Today was a day full of overwhelming appreciation. Today, I scrolled through names and pictures, and stories of strength and splendor. The strength and splendor of Eretz Yisrael and Am Yisrael.
Rabbi Malka died tragically in “The Carmel Fire” but he lived with holistic strength and splendor–the strength of spirituality and splendor of truth.
When I think about this individual and the legacy his wife and children carry strongly for him, I am reminded yet of another blessing said in the early morning prayers. The very first being, אֲשֶׁר נָתַן לַשֶּׂכְוִי בִּינָה לְהַבְחִין בֵּין יוֹם וּבֵין לָיְלָה”
G!d grants us, finite and fragile beings the divine power of knowing the difference between night and day. The power of faith to guide us towards the clarity that at the darkest moment, dawn has already begun. Maybe that is why some daven at Neitz, (a customary time of prayer before sunrise) as our souls beg our physical selves to see the world in the light that they do.
We praise and thank G!d for the opportunity to find solace in our spirituality, in our communities, and through the exact moments of fear, trauma, and doubt.
I’ve heard too many stories of valiant people who lived a life of truth and strength and splendor that were given a sunset at the peak of their dawn, and I pray that those long and dark nights for their families are greeted with comfort.
But a thought that brings me faith and empowers my hope are these words sung by the little voices of the Jewish nation’s bright future.
They sing with the obvious understanding that what they build is everlasting.

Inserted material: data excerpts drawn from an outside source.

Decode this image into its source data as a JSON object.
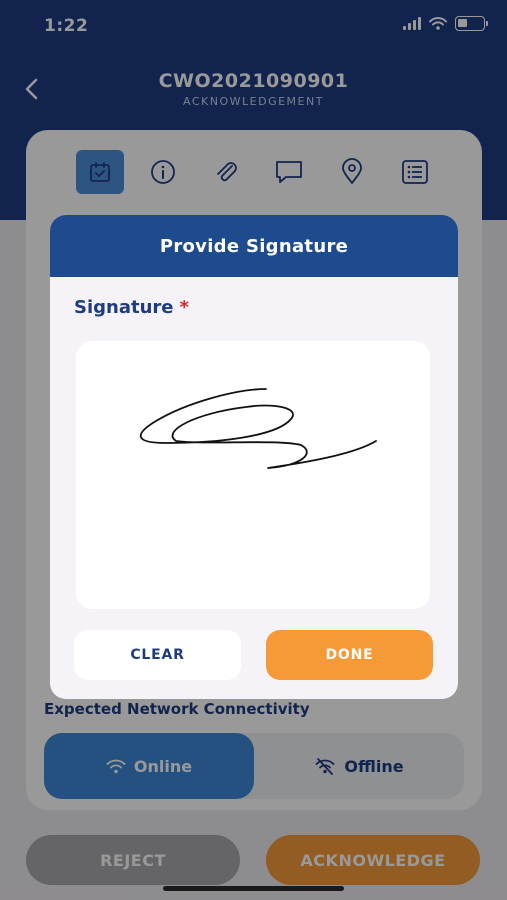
{
  "status_bar": {
    "time": "1:22"
  },
  "header": {
    "title": "CWO2021090901",
    "subtitle": "ACKNOWLEDGEMENT"
  },
  "tabs": [
    {
      "icon": "calendar-check-icon",
      "active": true
    },
    {
      "icon": "info-icon",
      "active": false
    },
    {
      "icon": "paperclip-icon",
      "active": false
    },
    {
      "icon": "chat-bubble-icon",
      "active": false
    },
    {
      "icon": "location-pin-icon",
      "active": false
    },
    {
      "icon": "list-icon",
      "active": false
    }
  ],
  "network": {
    "label": "Expected Network Connectivity",
    "online_label": "Online",
    "offline_label": "Offline",
    "selected": "Online"
  },
  "actions": {
    "reject_label": "REJECT",
    "acknowledge_label": "ACKNOWLEDGE"
  },
  "dialog": {
    "title": "Provide Signature",
    "signature_label": "Signature",
    "required_mark": "*",
    "clear_label": "CLEAR",
    "done_label": "DONE"
  },
  "colors": {
    "primary": "#1e3c82",
    "accent_orange": "#f69a37",
    "active_blue": "#3f88d6",
    "required_red": "#d8232a"
  }
}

They build their roads and bridges with the strength of character to pick up those looking for a tremp (hitchhike) and they plant their trees and build their homes for the splendor of soul to invite those who have nowhere and to give to those who have nothing. So now, we have this land as a fertile ground of unity, with Blundstone footprints retracing the journeys of our forefathers and songs of prayer and gratitude that shake the walls of ancient synagogues.
G!d gave us this land and G!d continues to every day. The Jews are not “The Chosen People” We are the Choosing People. We choose to trust fall into the arms of our Creator and we smile doing so. With our choice comes our empowerment, our faith, our pain, our losses, and victories. We commemorate the brave fallen and celebrate their lives. G!d gifted us this land and we have chosen to make within it not only a home for ourselves but a dwelling place for divinity.
With pride and everlasting gratitude, I wish everyone a Chag Atzmaut Sameach.